Pearls came to be clutched heavily by my fellow residents whenever he or his works came on. Like twittering thrushes, they would prattle on about the shameless degradation of the American vernacular engendered by talk like Johnathan’s. Shameless fools themselves, they nonetheless proved to be as generations beyond his own came to be enamored by the sheer, honest veracity at which he spoke. He set them free in their own minds, binding many followers to freedoms they had thought they would never be absolved of. It only took the black labyrinth of his letters on the eternal page to show they would never need to be.

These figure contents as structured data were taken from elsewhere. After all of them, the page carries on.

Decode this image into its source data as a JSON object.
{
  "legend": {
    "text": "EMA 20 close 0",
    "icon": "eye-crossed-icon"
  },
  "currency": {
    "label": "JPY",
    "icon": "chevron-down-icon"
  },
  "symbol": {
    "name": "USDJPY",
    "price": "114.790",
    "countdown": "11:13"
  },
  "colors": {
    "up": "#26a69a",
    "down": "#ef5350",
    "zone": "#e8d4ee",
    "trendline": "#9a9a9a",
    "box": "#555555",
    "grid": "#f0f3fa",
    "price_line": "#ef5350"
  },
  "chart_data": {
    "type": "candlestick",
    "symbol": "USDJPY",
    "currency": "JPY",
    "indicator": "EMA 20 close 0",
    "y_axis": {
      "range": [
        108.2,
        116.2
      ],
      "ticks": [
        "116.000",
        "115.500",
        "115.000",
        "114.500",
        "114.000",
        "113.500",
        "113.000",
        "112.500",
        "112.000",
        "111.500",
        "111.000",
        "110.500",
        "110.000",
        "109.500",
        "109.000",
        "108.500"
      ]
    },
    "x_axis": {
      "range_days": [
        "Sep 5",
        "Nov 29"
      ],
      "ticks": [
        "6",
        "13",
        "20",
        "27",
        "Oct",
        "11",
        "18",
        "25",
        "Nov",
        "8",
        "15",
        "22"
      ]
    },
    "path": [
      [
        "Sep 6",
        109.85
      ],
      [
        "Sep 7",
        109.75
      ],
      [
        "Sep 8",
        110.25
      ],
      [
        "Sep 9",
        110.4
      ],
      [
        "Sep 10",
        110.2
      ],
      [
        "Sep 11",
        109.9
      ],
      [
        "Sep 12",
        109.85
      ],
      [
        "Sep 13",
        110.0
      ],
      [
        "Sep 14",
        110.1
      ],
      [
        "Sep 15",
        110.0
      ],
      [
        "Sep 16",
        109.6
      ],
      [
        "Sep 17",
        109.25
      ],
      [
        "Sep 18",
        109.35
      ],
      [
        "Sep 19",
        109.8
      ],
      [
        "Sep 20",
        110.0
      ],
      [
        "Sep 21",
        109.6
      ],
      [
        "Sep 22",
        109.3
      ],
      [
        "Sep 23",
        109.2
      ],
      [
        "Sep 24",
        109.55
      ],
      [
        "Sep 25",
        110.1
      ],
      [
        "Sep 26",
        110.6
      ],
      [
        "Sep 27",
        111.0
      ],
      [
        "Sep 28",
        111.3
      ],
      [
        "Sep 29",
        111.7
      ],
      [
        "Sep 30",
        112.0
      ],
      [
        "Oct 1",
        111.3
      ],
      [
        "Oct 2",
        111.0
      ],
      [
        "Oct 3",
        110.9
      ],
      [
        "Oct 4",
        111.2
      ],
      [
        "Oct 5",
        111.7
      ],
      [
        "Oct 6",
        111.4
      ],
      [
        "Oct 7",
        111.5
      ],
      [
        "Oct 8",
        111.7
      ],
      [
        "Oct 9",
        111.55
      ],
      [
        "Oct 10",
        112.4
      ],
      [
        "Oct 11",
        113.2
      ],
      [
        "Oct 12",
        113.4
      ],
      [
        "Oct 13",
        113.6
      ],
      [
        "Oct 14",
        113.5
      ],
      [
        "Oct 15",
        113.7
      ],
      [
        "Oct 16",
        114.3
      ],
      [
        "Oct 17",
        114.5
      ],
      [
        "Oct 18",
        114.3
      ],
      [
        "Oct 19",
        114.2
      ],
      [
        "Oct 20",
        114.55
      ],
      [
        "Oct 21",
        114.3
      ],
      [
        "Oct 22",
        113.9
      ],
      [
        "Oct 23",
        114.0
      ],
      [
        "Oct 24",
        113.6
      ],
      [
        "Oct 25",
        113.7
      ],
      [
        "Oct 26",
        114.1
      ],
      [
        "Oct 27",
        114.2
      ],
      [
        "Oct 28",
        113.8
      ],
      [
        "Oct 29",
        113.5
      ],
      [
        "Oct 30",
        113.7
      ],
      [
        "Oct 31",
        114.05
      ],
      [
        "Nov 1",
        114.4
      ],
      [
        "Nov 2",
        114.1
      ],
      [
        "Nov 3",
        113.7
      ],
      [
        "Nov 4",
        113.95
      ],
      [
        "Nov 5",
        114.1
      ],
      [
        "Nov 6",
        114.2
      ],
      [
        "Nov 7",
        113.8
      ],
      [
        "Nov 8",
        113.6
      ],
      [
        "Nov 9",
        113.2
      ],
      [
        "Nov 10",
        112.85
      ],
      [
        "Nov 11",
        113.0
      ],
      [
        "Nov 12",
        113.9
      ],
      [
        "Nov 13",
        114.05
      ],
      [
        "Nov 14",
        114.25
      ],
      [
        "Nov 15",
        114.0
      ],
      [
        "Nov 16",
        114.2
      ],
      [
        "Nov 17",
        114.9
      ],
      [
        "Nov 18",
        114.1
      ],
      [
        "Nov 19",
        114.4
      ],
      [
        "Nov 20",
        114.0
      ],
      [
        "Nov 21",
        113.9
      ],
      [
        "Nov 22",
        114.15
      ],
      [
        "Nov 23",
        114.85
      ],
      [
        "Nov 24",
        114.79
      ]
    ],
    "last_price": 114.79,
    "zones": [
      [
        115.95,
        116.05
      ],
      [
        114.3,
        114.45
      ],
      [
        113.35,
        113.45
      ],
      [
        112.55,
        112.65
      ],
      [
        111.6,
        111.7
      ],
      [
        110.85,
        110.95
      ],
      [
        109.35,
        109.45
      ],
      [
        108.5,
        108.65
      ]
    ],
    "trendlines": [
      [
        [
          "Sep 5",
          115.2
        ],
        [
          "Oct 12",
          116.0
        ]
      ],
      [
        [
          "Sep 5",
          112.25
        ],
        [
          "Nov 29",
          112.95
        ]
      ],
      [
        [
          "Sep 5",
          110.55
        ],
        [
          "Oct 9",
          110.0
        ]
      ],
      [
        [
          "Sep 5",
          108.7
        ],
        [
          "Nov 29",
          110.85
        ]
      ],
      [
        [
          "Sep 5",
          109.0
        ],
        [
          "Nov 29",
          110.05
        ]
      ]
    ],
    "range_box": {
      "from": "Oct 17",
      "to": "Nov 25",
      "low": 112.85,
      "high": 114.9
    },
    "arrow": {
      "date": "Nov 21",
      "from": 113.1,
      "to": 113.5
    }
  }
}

Of course, few of us ever escape entirely guiltless. I know I never will. And I often wonder if Johnathan will, daring to crumble my expectations one final time.
It had been about three months after his last book release that it happened. I was just about bedridden and the only trickles of the outside world came through the rare episodes in which my room’s TV decided to function.
I hadn’t seen so many people running from a single place since Columbine and yet there they were on the dingy screen, as though mere pixels could communicate the ice-cold terror saturating their veins.
They said that the gunman had been a big fan of Johnathan’s, some convenience store stock boy from Montana who had been following him from the beginning. As the afternoon rolled over to the evening news, it seemed every hour unearthed some new picture of him and Johnathan together, at book signings, meet-and-greets, TedTalks. The police found copies of Johnathan’s book littered throughout his shabby apartment and even some of the gunman’s own pitiful imitations of his work, handwritten in that same slatternly, heavy-handed style.
It would not be just to say Johnathan’s life was ruined by the shooting. No, his work continued to be discussed on talk shows and still featured, with accompanying guides, in high school and university curriculums. But I stopped seeing Johnathan’s face in the magazines, stopped hearing his voice on the television.
In the end, there remained just the idea of a Johnathan, lent credence only by the existence of his work. His relevance became no broader than the yards left uncombed by sharp-toothed critiques who engaging only with each other on the matter of his work, brambling over each in search of the most unmerciful tirade of his iniquitous disturbance of the public peace and corruption of the young American mind.
I was comforted only in that I knew what Johnathan knew: he hadn’t poisoned anyone’s mind. He had only awoken what was already there.